Painting by Suzanne Valadon

Adam and Eve is an oil-on-canvas painting by French artist Suzanne Valadon, executed in 1909. Its dimensions are 162 by 131 cm. It is held at the Musée National d'Art Moderne, in Paris.

==History and description==
Valadon was in a romantic relationship with the painter André Utter, who was 24 years younger, when she created this painting. In it she depicts herself, appearing younger than she was at the time, and Utter as Adam and Eve in the Garden of Eden. The original canvas showed Utter completely nude, but the artist decided to add the leaves covering his genitals to allow her work to be exhibited at the Salon in 1920. It is important to notice that they both do not realize they are nude as Suzanne depicts them as Adam has his hand on Eve's wrist begging her to not eat the forbidden fruit.

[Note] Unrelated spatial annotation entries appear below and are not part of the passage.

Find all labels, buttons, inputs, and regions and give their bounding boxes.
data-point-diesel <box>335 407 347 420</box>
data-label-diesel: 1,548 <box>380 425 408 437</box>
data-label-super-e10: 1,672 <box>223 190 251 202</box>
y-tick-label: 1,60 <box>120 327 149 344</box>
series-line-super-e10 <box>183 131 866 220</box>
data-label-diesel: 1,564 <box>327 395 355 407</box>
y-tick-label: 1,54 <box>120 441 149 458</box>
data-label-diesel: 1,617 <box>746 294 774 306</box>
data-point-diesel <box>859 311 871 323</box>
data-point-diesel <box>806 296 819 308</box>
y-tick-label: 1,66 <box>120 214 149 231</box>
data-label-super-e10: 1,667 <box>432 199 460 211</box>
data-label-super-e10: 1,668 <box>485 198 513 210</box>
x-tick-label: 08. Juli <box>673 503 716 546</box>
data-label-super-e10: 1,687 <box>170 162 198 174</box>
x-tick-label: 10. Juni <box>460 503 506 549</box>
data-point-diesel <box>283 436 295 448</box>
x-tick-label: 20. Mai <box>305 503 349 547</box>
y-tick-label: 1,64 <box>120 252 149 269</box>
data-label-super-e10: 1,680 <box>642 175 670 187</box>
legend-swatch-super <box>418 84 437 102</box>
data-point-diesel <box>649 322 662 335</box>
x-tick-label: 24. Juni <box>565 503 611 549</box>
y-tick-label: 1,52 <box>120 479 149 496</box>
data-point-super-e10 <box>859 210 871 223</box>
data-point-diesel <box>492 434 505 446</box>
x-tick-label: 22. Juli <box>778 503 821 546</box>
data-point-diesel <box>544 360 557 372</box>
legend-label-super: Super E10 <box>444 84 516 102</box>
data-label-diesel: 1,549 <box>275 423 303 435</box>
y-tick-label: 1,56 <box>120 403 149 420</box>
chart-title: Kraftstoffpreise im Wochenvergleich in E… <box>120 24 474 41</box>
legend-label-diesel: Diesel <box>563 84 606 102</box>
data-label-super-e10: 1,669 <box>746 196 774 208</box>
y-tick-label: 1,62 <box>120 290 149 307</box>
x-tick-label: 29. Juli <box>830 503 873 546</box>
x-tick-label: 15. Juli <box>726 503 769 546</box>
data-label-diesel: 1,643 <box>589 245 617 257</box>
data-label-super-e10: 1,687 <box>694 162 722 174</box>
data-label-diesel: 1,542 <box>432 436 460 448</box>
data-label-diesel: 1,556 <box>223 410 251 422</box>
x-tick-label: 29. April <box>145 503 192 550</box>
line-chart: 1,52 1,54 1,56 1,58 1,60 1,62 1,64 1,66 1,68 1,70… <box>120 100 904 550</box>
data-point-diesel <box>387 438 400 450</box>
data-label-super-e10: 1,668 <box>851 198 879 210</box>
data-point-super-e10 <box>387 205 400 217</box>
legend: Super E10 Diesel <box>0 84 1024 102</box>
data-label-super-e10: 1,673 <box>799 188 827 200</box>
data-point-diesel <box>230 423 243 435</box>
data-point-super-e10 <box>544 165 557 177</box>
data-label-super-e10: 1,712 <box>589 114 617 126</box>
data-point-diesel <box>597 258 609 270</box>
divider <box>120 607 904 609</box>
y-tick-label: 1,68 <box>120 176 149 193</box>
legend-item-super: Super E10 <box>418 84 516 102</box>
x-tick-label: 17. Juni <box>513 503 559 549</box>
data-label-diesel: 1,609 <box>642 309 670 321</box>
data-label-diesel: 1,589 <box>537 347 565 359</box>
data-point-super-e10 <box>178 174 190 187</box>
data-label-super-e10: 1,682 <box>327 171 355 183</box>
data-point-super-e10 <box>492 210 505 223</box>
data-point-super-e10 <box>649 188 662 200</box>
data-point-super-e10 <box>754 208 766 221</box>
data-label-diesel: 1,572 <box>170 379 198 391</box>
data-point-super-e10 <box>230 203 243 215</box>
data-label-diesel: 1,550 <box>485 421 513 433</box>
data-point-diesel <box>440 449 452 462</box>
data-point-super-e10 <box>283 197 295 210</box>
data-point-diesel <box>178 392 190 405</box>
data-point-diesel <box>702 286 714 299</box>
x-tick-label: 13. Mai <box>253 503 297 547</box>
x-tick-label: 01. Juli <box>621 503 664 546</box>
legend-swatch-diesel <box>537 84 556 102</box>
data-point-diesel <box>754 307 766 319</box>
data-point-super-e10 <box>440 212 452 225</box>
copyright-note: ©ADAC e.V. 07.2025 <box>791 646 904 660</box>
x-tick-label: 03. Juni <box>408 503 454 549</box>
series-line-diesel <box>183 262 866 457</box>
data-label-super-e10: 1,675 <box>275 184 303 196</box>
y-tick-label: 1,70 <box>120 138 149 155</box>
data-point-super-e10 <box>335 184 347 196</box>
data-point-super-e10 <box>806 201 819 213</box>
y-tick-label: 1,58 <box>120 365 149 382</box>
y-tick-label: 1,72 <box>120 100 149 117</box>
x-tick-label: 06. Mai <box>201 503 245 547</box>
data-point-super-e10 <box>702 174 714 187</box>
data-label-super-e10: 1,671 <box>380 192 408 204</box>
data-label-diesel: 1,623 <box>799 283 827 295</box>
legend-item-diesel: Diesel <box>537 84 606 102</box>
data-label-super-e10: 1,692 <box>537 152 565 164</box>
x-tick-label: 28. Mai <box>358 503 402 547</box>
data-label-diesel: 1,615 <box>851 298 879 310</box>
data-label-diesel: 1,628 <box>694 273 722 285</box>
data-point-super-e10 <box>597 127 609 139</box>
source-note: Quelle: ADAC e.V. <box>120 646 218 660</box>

This is the first painting that Valadon created depicting an outdoors scene. It is also believed to have been the first painting by a female artist portraying a nude couple that was exhibited publicly. In the painting Eve reaches happily for the apple, while she is entwined with Adam. There is no serpent in the painting. It can be interpreted as a metaphor for Valadon's relationship with a younger man, as if it was the forbidden fruit.

According to biographer Catherine Hewitt: "The couple, Suzanne confessed, were caught in a timeless paradise and they were both responsible for their sin".